Sin duda, entre académicos y estudiantes existe la conciencia que les advierte que más que ganancias, lo que están recibiendo como becarios son deudas y compromisos, de diferente índole, que en algún momento demandarán ser saldados, también de diferente manera. Pero, ¿cómo negarse a recibir becas cuando los sentimientos de riesgo e insuficiencia acechan eternamente la vida de quién está dedicado al consumo y producción de conocimiento? ¿Cómo no agradecer que haya becas si los empleos son escasos y los salarios precarios? ¿Cómo evitar el deseo de ser becario cuando nada es gratuito y se menosprecia todo aquello que es público y se obtiene por derecho?
Así, el mundo académico de México está siendo habitado por un nuevo personaje: el eterno becario.
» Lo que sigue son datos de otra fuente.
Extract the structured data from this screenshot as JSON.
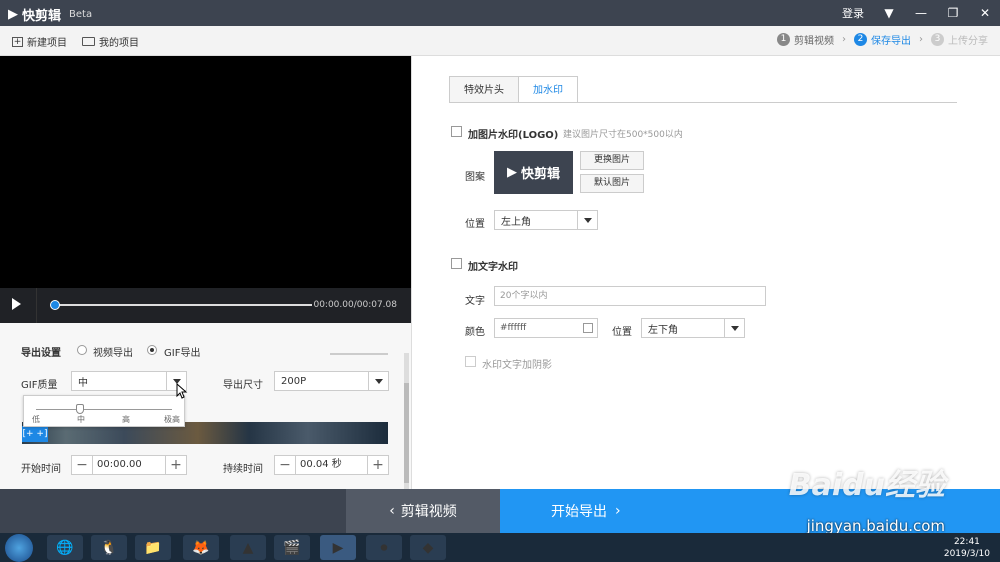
{
  "app": {
    "name": "快剪辑",
    "beta": "Beta",
    "login": "登录"
  },
  "toolbar": {
    "new_project": "新建项目",
    "my_projects": "我的项目"
  },
  "steps": [
    {
      "num": "1",
      "label": "剪辑视频",
      "state": "done"
    },
    {
      "num": "2",
      "label": "保存导出",
      "state": "active"
    },
    {
      "num": "3",
      "label": "上传分享",
      "state": "disabled"
    }
  ],
  "player": {
    "time": "00:00.00/00:07.08",
    "progress": 0
  },
  "export": {
    "settings_label": "导出设置",
    "video_export": "视频导出",
    "gif_export": "GIF导出",
    "selected": "GIF导出",
    "gif_quality_label": "GIF质量",
    "gif_quality_value": "中",
    "size_label": "导出尺寸",
    "size_value": "200P",
    "quality_levels": [
      "低",
      "中",
      "高",
      "极高"
    ],
    "start_label": "开始时间",
    "start_value": "00:00.00",
    "duration_label": "持续时间",
    "duration_value": "00.04 秒",
    "clip_marker": "[+ +]"
  },
  "bottom": {
    "edit_label": "剪辑视频",
    "export_label": "开始导出"
  },
  "watermark_panel": {
    "tabs": [
      "特效片头",
      "加水印"
    ],
    "active_tab": "加水印",
    "image_watermark_label": "加图片水印(LOGO)",
    "image_hint": "建议图片尺寸在500*500以内",
    "pattern_label": "图案",
    "change_image": "更换图片",
    "default_image": "默认图片",
    "position_label": "位置",
    "image_position": "左上角",
    "text_watermark_label": "加文字水印",
    "text_label": "文字",
    "text_placeholder": "20个字以内",
    "color_label": "颜色",
    "color_value": "#ffffff",
    "text_position_label": "位置",
    "text_position": "左下角",
    "shadow_label": "水印文字加阴影"
  },
  "taskbar": {
    "time": "22:41",
    "date": "2019/3/10"
  },
  "site_watermark": {
    "logo": "Baidu经验",
    "url": "jingyan.baidu.com"
  }
}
Hoy muchos estudiantes, profesores, investigadores y técnicos comparten esta experiencia que, de hecho, se está imponiendo como obligación para no ser excluido de las estructuras académicas de jerarquía y reconocimiento.
El imperio del mercado está quedando instalado en todas las escuelas y universidades del país, públicas y privadas, bajo el manto de una aceptación prácticamente universal y sin mácula.
Perdón por el neologismo, pero la necesidad de designar las alteraciones profundas que está sufriendo la educación superior en México me hizo acuñar el término becarización. Con esta palabra quiero denunciar la corrupción y las perversidades que se esconden tras las políticas educativas que en lugar de dirigirse a fortalecer derechos y cumplir obligaciones públicas, se empeñan en convertir a los estudiantes y académicos en agradecidos becarios.